Hamas'ın askeri operasyonları Gazze Şeridi'ndeki ateşkesi nasıl etkiliyor?

 Hamas'ın askeri kanadı İzzeddin el-Kassam Tugayları mensupları (Getty Images)
Hamas'ın askeri kanadı İzzeddin el-Kassam Tugayları mensupları (Getty Images)

Hamas'ın Gazze Şeridi'nde İsrail askerlerine karşı yürüttüğü nitelikli askeri operasyonlar, ateşkes müzakereleri ve Gazze Şeridi'nde bir ateşkes anlaşmasına varma şansı üzerindeki etkilerinin boyutu hakkında soru işaretleri yaratıyor.

Gözlemciler, direniş operasyonlarının ‘İsrail hükümeti üzerinde ateşkes anlaşmasını kabul etmesi için bir baskı kartı’ oluşturduğuna inanıyor ve ‘askeri operasyonların devam etmesinin, özellikle artan sokak baskısıyla birlikte İsrail tarafını ateşkesi kabul etmeye itebileceğini’ belirtiyor.

Mısır, Katar ve ABD öncülüğünde Gazze Şeridi'nde bir ateşkes anlaşması imzalanması için yürütülen arabuluculuk çalışmaları aksamaya devam ediyor.
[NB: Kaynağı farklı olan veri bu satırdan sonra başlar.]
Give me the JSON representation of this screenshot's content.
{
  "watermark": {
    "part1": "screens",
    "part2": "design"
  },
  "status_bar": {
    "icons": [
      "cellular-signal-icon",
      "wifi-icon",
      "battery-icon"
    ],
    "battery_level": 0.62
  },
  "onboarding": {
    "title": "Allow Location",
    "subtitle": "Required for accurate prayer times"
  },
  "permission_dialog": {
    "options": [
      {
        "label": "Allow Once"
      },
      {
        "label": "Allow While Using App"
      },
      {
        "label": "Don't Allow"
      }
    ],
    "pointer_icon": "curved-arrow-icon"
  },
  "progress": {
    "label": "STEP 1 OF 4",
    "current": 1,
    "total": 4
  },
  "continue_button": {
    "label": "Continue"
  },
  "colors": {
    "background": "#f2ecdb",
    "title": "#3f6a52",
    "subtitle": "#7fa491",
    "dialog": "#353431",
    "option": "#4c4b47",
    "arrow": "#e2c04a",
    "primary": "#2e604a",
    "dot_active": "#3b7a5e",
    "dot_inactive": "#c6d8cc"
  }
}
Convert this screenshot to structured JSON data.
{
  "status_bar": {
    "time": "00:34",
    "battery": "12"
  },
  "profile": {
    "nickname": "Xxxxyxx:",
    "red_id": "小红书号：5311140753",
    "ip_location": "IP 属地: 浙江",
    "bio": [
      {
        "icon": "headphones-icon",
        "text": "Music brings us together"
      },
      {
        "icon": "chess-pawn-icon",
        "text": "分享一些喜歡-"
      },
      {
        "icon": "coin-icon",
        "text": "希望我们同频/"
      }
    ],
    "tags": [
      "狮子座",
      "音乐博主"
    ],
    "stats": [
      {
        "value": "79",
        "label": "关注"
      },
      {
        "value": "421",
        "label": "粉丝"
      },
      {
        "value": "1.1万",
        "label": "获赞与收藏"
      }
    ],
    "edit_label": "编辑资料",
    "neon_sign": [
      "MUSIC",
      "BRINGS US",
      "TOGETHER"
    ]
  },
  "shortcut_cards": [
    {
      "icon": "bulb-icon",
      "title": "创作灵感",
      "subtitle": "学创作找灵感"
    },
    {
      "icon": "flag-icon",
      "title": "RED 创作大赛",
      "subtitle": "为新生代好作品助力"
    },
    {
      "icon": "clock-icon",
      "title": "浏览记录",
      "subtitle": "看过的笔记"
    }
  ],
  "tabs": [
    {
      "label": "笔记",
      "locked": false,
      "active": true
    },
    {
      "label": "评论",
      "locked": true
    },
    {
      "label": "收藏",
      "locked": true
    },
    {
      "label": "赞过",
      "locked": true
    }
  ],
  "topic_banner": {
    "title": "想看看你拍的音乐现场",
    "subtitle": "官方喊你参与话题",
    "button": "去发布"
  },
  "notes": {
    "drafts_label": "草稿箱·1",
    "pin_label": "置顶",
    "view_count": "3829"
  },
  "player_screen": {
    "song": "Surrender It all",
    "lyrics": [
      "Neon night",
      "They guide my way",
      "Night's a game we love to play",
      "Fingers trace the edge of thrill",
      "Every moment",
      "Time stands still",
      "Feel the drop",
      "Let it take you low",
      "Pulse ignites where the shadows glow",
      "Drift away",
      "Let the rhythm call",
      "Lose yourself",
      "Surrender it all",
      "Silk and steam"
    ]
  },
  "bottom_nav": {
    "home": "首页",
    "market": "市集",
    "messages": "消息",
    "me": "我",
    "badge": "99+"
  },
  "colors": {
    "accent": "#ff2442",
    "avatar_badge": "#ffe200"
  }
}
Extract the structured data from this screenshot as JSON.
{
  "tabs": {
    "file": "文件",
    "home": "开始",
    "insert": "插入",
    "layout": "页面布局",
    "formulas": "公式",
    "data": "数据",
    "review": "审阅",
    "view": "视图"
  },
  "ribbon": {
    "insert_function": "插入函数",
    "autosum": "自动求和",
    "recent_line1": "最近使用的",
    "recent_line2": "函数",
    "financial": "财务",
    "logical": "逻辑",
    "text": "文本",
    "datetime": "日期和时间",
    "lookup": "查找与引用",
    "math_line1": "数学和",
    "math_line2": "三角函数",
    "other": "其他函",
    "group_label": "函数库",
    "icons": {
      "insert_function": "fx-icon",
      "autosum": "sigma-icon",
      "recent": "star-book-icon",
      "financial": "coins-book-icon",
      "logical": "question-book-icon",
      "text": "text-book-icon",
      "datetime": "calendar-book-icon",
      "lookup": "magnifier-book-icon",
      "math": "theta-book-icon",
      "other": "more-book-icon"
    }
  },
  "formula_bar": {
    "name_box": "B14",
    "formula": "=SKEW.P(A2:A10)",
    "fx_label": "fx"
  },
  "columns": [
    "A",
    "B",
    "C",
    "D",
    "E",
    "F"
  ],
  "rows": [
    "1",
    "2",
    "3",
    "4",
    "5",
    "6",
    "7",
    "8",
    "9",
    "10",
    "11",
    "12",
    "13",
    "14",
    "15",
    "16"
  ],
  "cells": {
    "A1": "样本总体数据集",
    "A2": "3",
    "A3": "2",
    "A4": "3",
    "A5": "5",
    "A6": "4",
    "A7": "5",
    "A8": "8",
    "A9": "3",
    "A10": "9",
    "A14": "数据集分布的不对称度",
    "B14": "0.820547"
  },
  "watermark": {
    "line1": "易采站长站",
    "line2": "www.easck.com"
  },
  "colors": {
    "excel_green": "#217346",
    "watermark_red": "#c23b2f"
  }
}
Gazze şehrinin doğu bölgelerindeki Refah ve Han Yunus'un yanı sıra Gazze Şeridi'nin kuzeyindeki Beyt Hanun ve Beyt Lahiya'da son zamanlarda sık sık düzenlenen direniş operasyonlarında çok sayıda İsrail askeri öldürüldü ve yaralandı.

Gazze Şeridi'ndeki İsrail askerleri (Arşiv - Reuters)Gazze Şeridi'ndeki İsrail askerleri (Arşiv - Reuters)

Hamas'ın askeri kanadı İzzeddin el-Kassam Tugayları, bu hafta Gazze Şeridi'nin çeşitli bölgelerinde İsrail askerlerinin, tanklarının ve buldozerlerinin hedef alındığını ve İsraillilerin kayıplar verdiğini duyurdu.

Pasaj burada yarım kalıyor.